保安主任道﹕“我一手按著电梯旁的掣钮﹐不让电梯门关上﹐我向那青年人说﹕你出来。基于保安的理由﹐我身为酒店的保安主任﹐我有权请你出来。”
(温宝裕听到这里时﹐满脸通红﹐叫﹕“这人在胡说八道﹐胡说八道之极了。”)
(温宝裕的神情极气愤﹐我认识他相当久了﹐从来未曾看到他那么愤怒过。)
(心理学家说﹐人在两种情形下﹐最容易愤怒﹐一种是被人冤枉﹐另一种是明知事实是怎么一回事﹐但是却被歪曲。这两种情形其实是一致的──当事实真相被歪曲时﹐人就会感到愤怒。)

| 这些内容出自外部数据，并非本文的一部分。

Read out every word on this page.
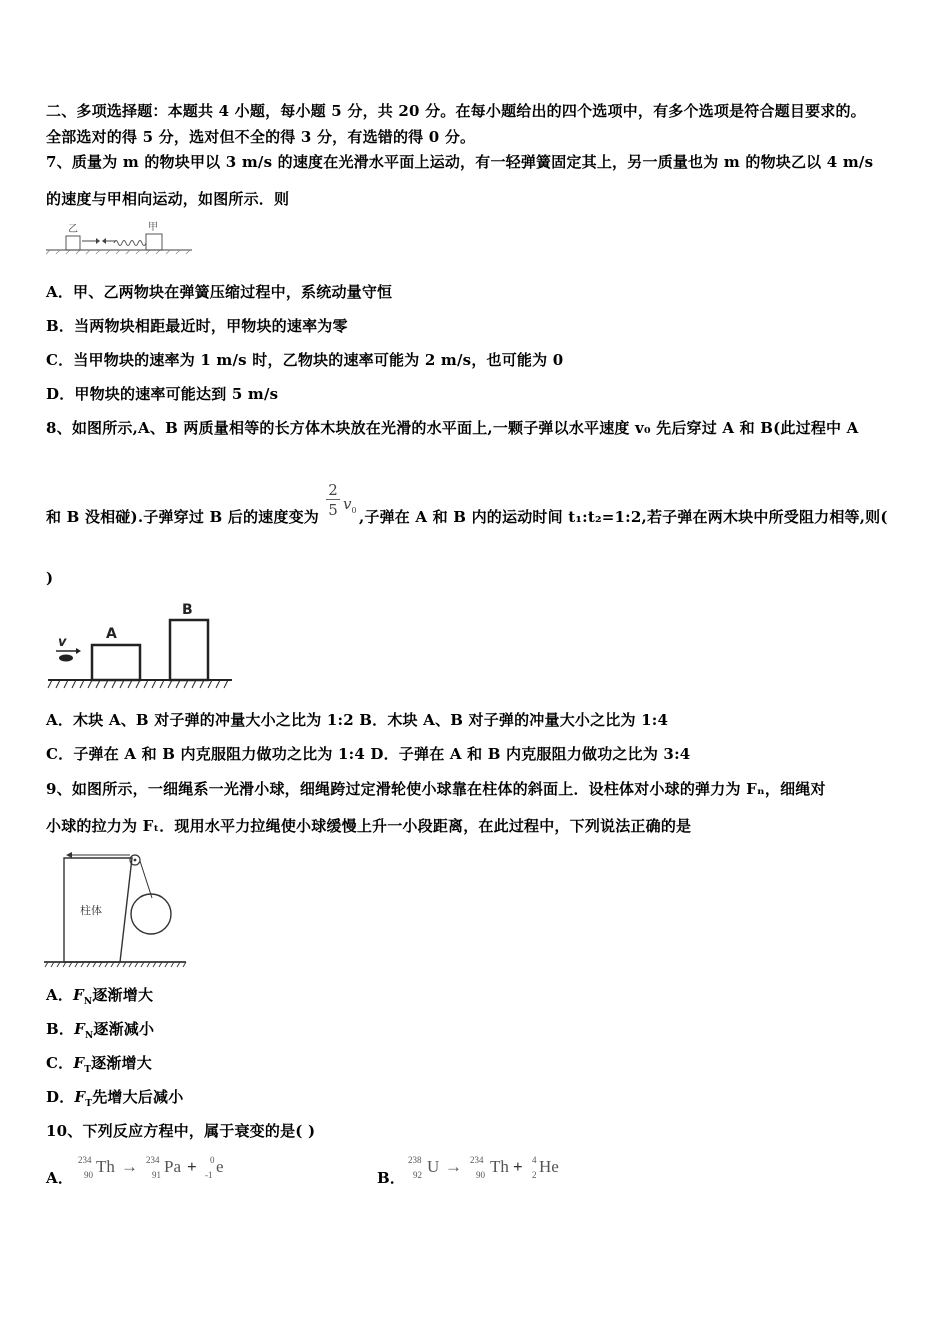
二、多项选择题：本题共 4 小题，每小题 5 分，共 20 分。在每小题给出的四个选项中，有多个选项是符合题目要求的。
全部选对的得 5 分，选对但不全的得 3 分，有选错的得 0 分。
7、质量为 m 的物块甲以 3 m/s 的速度在光滑水平面上运动，有一轻弹簧固定其上，另一质量也为 m 的物块乙以 4 m/s
的速度与甲相向运动，如图所示．则
乙	甲
A．甲、乙两物块在弹簧压缩过程中，系统动量守恒
B．当两物块相距最近时，甲物块的速率为零
C．当甲物块的速率为 1 m/s 时，乙物块的速率可能为 2 m/s，也可能为 0
D．甲物块的速率可能达到 5 m/s
8、如图所示,A、B 两质量相等的长方体木块放在光滑的水平面上,一颗子弹以水平速度 v₀ 先后穿过 A 和 B(此过程中 A
和 B 没相碰).子弹穿过 B 后的速度变为	,子弹在 A 和 B 内的运动时间 t₁:t₂=1:2,若子弹在两木块中所受阻力相等,则(
2
5 $v_0$
)
A
B
v
A．木块 A、B 对子弹的冲量大小之比为 1:2 B．木块 A、B 对子弹的冲量大小之比为 1:4
C．子弹在 A 和 B 内克服阻力做功之比为 1:4 D．子弹在 A 和 B 内克服阻力做功之比为 3:4
9、如图所示，一细绳系一光滑小球，细绳跨过定滑轮使小球靠在柱体的斜面上．设柱体对小球的弹力为 Fₙ，细绳对
小球的拉力为 Fₜ．现用水平力拉绳使小球缓慢上升一小段距离，在此过程中，下列说法正确的是
柱体
A．$F_N$逐渐增大
B．$F_N$逐渐减小
C．$F_T$逐渐增大
D．$F_T$先增大后减小
10、下列反应方程中，属于衰变的是( )
A．
234
90 Th → 234
91 Pa + 0
-1 e
B．
238
92 U → 234
90 Th + 4
2 He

(我把手按向他的肩头﹐示意他镇定一些﹐他向我望来﹐神情又愤怒又难过﹐我立时给他鼓励的眼神﹐同时压低了声音﹕“事实真相﹐始终会水落石出。”温宝裕苦笑﹕“会吗?”我十分肯定﹕“会﹐当年白家在日本被几个目击证人﹐证明她谋杀﹐结果还不是真相大白了?”)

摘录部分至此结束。